Despite a huge backlog of really fine reading matter waiting for my attention, I found myself drawn to an old paperback on my shelf of the seemingly last collection of the writings of Janet Flanner, the longtime New Yorker Paris correspondent, who wrote under the pen-name "Genet." (Yes, I know the second e should have a circumflex but this program being what it is...)
This volume of her uncollected writings followed what would have seemed to have been a complete gathering of her articles contributed over 50 years in four previous volumes. It was published in 1979. Reading these pieces--many of them were written on reporting trips to Germany before and after World War II, with side trips to Vienna and Warsaw after the war--makes one remember what great writing is like. Her prose always has a knowing, commanding tone without acting like it does. But it grabs you and holds you, just as her seemingly numberless Letters From Paris did every time The New Yorker arrived with one of her pieces, almost every month or more frequently.
In this particular collection, you get to read a famous early profile she wrote in the early 30s of Hitler, and then a post-war account of the Nuremberg trials, along with side trips to Bayreuth for the Wagner Festival and Vienna for a description of how the state opera carried on postwar without its own opera house. Lastly, there are several pieces from Italy in the very early 50s. All superb, of course, but probably the perfect subject for such a magisterial writer--and I use the word to mean one with great authority or assurance--was the writer Thomas Mann, resident in the U.S. after fleeing Germany in the late 1930s. Flanner, whose elegant style makes one forget at times that she was born an Indiana Quaker, takes the full measure of Mann the individual as well as the famed author.
Her 1947 "Letter From the Ghetto" recounts conversations with the few surviving Polish Jewish leaders, who are wondering why the U.S. was taking quite good care of former Nazis it deemed of possible use in the already incipient Cold War, while denying entry to the Jewish refugees who might quite justifiably have been given the unused German and Austrian quotas from the war years as an easy bureaucratic device. Everywhere she went she seemed to put her finger on the key issues that others missed amid the turmoil of largely destroyed Europe.

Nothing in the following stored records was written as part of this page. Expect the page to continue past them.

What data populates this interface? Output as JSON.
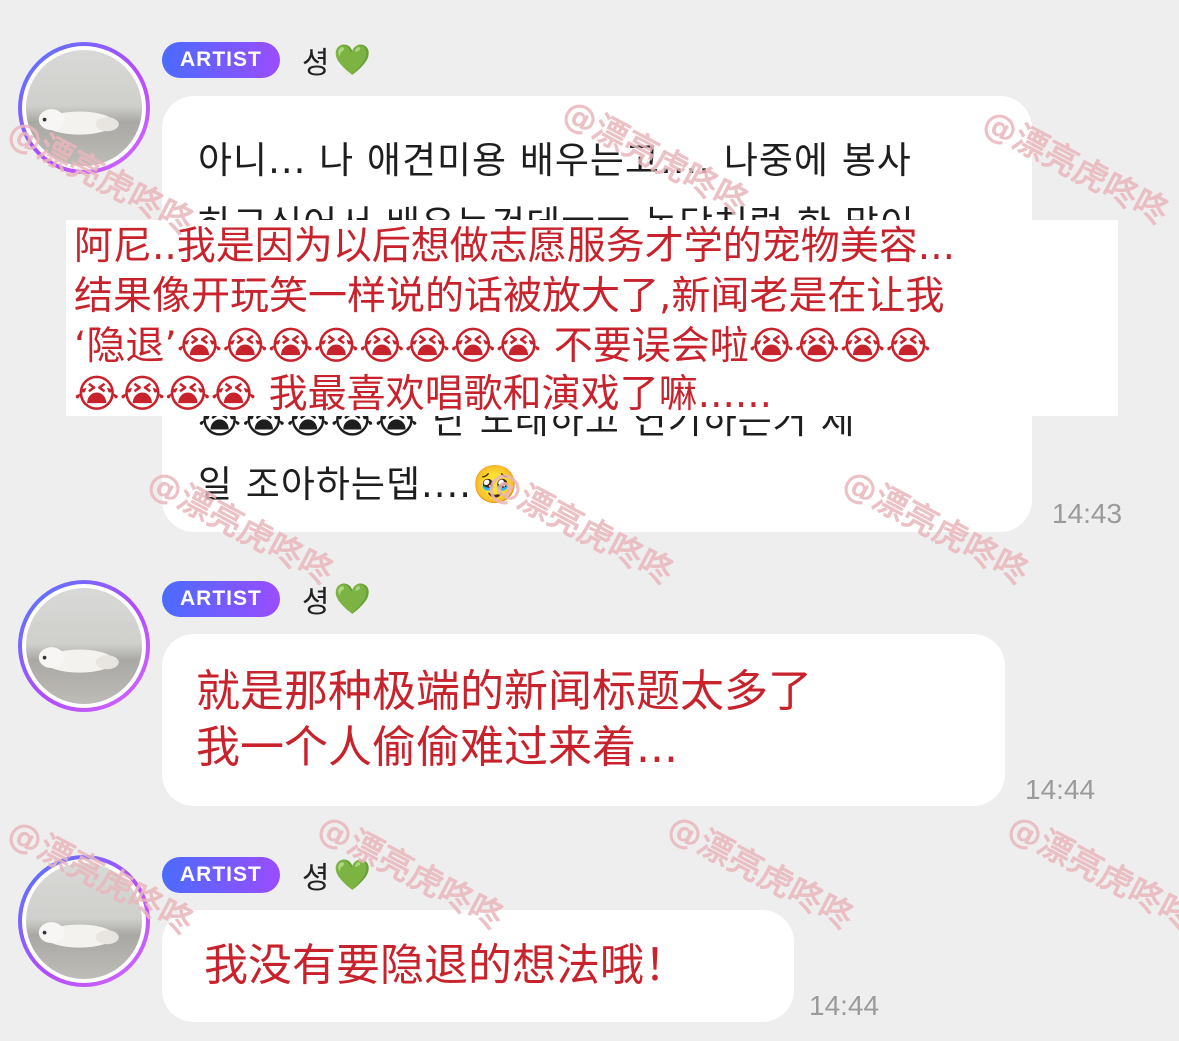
{
  "messages": [
    {
      "badge": "ARTIST",
      "sender": "셩",
      "heart": "💚",
      "korean_lines": [
        "아니... 나 애견미용 배우는고.... 나중에 봉사",
        "하고싶어서 배우는건데ㅠㅠ 농담처럼 한 말이",
        "😭😭😭😭😭 난 노래하고 연기하는거 제",
        "일 조아하는뎁....🥹"
      ],
      "translation_lines": [
        "阿尼..我是因为以后想做志愿服务才学的宠物美容...",
        "结果像开玩笑一样说的话被放大了,新闻老是在让我",
        "‘隐退’😭😭😭😭😭😭😭😭 不要误会啦😭😭😭😭",
        "😭😭😭😭 我最喜欢唱歌和演戏了嘛......"
      ],
      "time": "14:43"
    },
    {
      "badge": "ARTIST",
      "sender": "셩",
      "heart": "💚",
      "translation_lines": [
        "就是那种极端的新闻标题太多了",
        "我一个人偷偷难过来着..."
      ],
      "time": "14:44"
    },
    {
      "badge": "ARTIST",
      "sender": "셩",
      "heart": "💚",
      "translation_lines": [
        "我没有要隐退的想法哦！"
      ],
      "time": "14:44"
    }
  ],
  "watermark": "@漂亮虎咚咚",
  "colors": {
    "background": "#eeeeee",
    "bubble": "#ffffff",
    "translation_text": "#c8232c",
    "badge_start": "#4b6bff",
    "badge_end": "#9a4dff",
    "avatar_ring": "#b24bff",
    "watermark": "#e9b7bd"
  },
  "icons": {
    "avatar": "sleeping-dog-photo",
    "heart": "green-heart-emoji"
  }
}
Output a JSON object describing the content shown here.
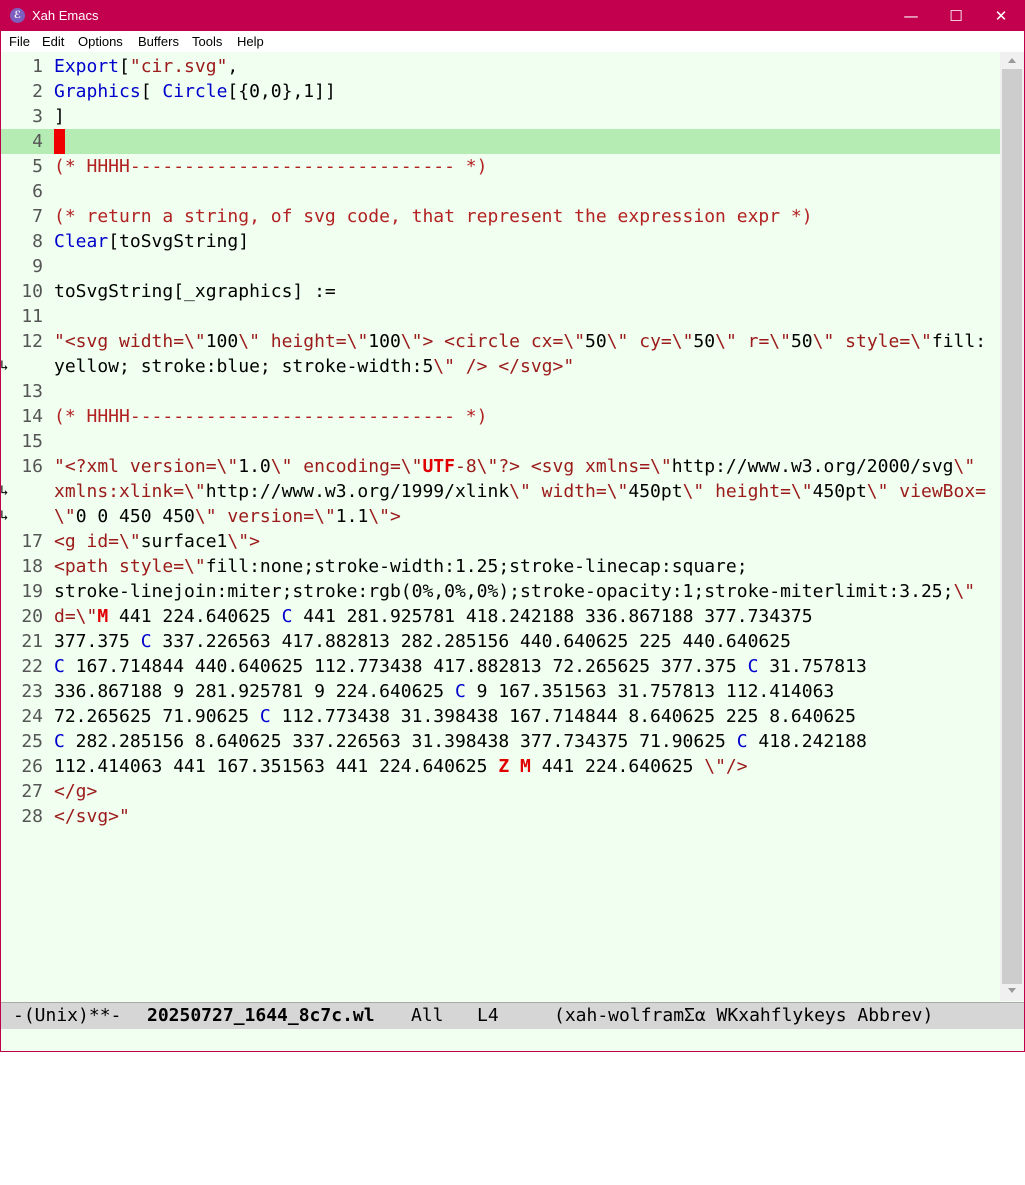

She wrote with the ease also that came from knowing everyone who mattered in Paris. Her obituary of Margaret Anderson, who ran The Little Review, and her review of the memoirs of Sylvia Beach, who published Joyce's Ulysses when no one else could or would, are magnificent, especially as she knew the subjects well. Probably to me the capstone was a 1975 piece that summed up the "years alone" Alice B. Toklas spent in Paris after Gertrude Stein's death in 1946. I don't think I've ever seen a more comprehensive summary of both the difficulties of the survivor and the sheer amazing quality of her story.